天竜人の"元"妻の子どもたち。いろんな理由で地に降ろされた人たちのための場所。

血筋から発症する獣の病は、私たちにもまだ治せない。だから獣に成り果てる前に、私がオモチャに変えてあげるの。

子どもたちについてきた母親たちは、自分の子がオモチャになった時からこの孤児院の職員になる。孤児院ができて10年のうちに、オモチャは沢山増えた。職員の女の人たちも、それなりに増えた。

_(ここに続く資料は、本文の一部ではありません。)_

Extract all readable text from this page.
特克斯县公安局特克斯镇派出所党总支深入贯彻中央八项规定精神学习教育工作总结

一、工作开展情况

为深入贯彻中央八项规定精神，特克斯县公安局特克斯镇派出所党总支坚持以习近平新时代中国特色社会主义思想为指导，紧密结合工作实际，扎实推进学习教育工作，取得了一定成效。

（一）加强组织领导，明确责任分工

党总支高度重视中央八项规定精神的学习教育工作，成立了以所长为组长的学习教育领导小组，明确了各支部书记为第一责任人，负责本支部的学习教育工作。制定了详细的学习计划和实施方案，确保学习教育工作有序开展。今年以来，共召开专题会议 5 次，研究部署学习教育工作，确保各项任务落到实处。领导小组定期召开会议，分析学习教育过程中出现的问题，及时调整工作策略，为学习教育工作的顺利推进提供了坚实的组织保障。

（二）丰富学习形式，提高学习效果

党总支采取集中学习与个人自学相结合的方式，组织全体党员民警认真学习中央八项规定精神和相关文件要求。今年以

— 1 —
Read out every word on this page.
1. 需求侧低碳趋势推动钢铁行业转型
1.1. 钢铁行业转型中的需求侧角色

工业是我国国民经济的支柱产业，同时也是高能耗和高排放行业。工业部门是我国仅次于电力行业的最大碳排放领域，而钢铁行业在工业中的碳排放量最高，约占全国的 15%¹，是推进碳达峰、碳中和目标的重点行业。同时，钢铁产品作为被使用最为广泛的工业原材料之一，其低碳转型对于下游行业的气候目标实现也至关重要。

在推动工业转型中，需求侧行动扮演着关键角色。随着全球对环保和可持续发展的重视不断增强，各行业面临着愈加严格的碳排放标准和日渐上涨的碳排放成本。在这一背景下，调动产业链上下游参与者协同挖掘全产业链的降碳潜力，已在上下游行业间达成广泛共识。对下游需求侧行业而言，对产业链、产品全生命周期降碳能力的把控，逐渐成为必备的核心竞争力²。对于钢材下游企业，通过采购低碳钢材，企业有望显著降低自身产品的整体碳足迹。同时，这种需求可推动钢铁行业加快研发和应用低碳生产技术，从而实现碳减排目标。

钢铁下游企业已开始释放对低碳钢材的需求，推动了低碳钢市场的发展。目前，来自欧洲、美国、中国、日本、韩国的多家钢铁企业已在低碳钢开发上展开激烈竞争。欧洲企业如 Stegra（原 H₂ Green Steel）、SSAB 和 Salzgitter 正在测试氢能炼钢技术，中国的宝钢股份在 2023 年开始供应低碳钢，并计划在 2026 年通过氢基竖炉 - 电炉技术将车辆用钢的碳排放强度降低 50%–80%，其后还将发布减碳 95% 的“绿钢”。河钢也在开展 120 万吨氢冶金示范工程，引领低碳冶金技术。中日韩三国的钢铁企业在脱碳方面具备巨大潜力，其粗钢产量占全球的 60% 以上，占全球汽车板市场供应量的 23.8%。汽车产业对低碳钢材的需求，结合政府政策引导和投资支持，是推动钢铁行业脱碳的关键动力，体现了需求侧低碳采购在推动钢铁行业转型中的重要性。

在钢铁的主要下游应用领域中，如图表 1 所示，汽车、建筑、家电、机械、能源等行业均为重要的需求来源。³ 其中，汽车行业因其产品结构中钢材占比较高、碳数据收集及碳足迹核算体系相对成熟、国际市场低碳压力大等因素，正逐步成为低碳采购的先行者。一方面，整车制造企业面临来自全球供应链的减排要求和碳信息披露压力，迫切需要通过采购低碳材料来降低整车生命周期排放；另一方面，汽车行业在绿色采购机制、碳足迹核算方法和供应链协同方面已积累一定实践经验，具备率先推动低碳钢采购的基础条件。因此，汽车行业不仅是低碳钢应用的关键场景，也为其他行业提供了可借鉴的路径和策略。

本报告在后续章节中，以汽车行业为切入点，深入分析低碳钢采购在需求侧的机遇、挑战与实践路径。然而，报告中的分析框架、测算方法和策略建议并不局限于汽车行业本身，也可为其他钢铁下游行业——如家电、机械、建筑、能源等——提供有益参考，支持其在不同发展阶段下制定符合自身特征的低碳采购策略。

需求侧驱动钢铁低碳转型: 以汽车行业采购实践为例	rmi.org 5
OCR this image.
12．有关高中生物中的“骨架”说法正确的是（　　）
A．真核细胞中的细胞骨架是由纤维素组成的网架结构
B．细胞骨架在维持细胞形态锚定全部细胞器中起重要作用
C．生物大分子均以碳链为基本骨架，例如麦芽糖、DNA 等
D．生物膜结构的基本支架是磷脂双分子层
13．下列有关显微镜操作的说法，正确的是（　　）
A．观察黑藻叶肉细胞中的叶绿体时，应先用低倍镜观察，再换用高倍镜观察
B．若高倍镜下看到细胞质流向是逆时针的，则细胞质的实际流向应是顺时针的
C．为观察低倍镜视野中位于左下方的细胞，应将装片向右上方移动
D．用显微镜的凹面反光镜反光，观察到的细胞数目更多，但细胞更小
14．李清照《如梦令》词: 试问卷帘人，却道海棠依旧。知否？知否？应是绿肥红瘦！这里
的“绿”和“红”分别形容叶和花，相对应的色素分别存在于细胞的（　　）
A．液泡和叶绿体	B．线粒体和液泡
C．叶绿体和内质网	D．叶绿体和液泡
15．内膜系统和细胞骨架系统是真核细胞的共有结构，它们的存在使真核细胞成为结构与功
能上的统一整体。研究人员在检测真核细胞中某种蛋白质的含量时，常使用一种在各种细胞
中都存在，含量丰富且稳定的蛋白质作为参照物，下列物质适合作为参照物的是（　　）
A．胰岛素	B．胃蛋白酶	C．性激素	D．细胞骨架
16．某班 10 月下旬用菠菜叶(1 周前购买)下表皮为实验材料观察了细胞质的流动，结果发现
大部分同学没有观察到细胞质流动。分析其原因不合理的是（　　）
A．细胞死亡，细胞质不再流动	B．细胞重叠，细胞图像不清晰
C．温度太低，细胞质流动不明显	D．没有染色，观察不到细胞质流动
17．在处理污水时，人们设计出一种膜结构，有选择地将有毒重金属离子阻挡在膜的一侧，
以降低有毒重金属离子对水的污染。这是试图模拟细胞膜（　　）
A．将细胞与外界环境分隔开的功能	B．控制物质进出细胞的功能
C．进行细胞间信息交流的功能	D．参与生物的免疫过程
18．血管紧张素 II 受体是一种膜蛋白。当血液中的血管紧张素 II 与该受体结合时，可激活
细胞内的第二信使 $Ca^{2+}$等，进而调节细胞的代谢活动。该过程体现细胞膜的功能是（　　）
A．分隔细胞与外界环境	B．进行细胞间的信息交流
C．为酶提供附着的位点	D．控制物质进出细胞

「ありがとう、先生。ぼく…ぼくがんばって、みんなとまた仲良くなるよ!」

「…好きにしたら」

「うん!うん…!!ありがとうシュガー先生!!!」

男の子だったらしいオモチャは声を震わせながらそう言うと、周りのオモチャたちに声をかけて庭の方へと走っていった。

別にお礼を言われることなんて何もない。

天竜人の子どもを集めるのは治験のためだし、私たちが間に合わなかった子たちは、みんな教会の狩人に狩られて死んでる。馬鹿みたい。自分たちの蒔いた種を刈り取ることもしない世界政府も、広い海を駆けまわって尻拭いをするしかない狩人たちも。

世界政府の"協力"機関なんて称号も、政府の施設を好きに使える狩人証も、この子たちを救いはしない。

知らない名前ばかりの拙い字で書かれた手紙を集めて、いつもの場所にそっとしまいこんだ。鼻の奥がツンとするのはきっと、目の下に隈をはり付けて孤児院をうろつくローの辛気臭さがうつったせいよ。

「シュガー…」

「なによ!あんたなんか…!!絶対絶対治せるようになってよ!命令よ!」

「……ああ。その為のこの命と、力だ」

馬鹿みたい。ほんとに馬鹿みたいだ。

なんで誰もあの子たちを覚えてないの。なんで私も思い出せないの。この悪魔を宿しているのは私なのに。

しょっぱい水がぼろぼろ床に落ちていく。ローの大きな手が、なんのためらいもなく私に触れた。残酷な悪魔を宿す私に。

なんて顔してるのよ。あんたは大勢治してきたくせに。治せるくせに。

悔しくて悔しくて肩が震える。

私信じてるから。

あんたが全部全部終わらせてくれるって、その為に全部懸けられる馬鹿なんだって。

「痛っ…!やめろシュガー!脚を蹴るな!!」

「乙女の涙を見た罰よ」

子どもたちの歌う獣除けの子守歌を背に立ち上がって、向う脛を蹴っ飛ばした。

あんたもちょっとは泣けばいい。

言葉の割にはあんまり痛くなさそうな様子に頬を膨らませて、焦った顔にちょっとだけ笑った。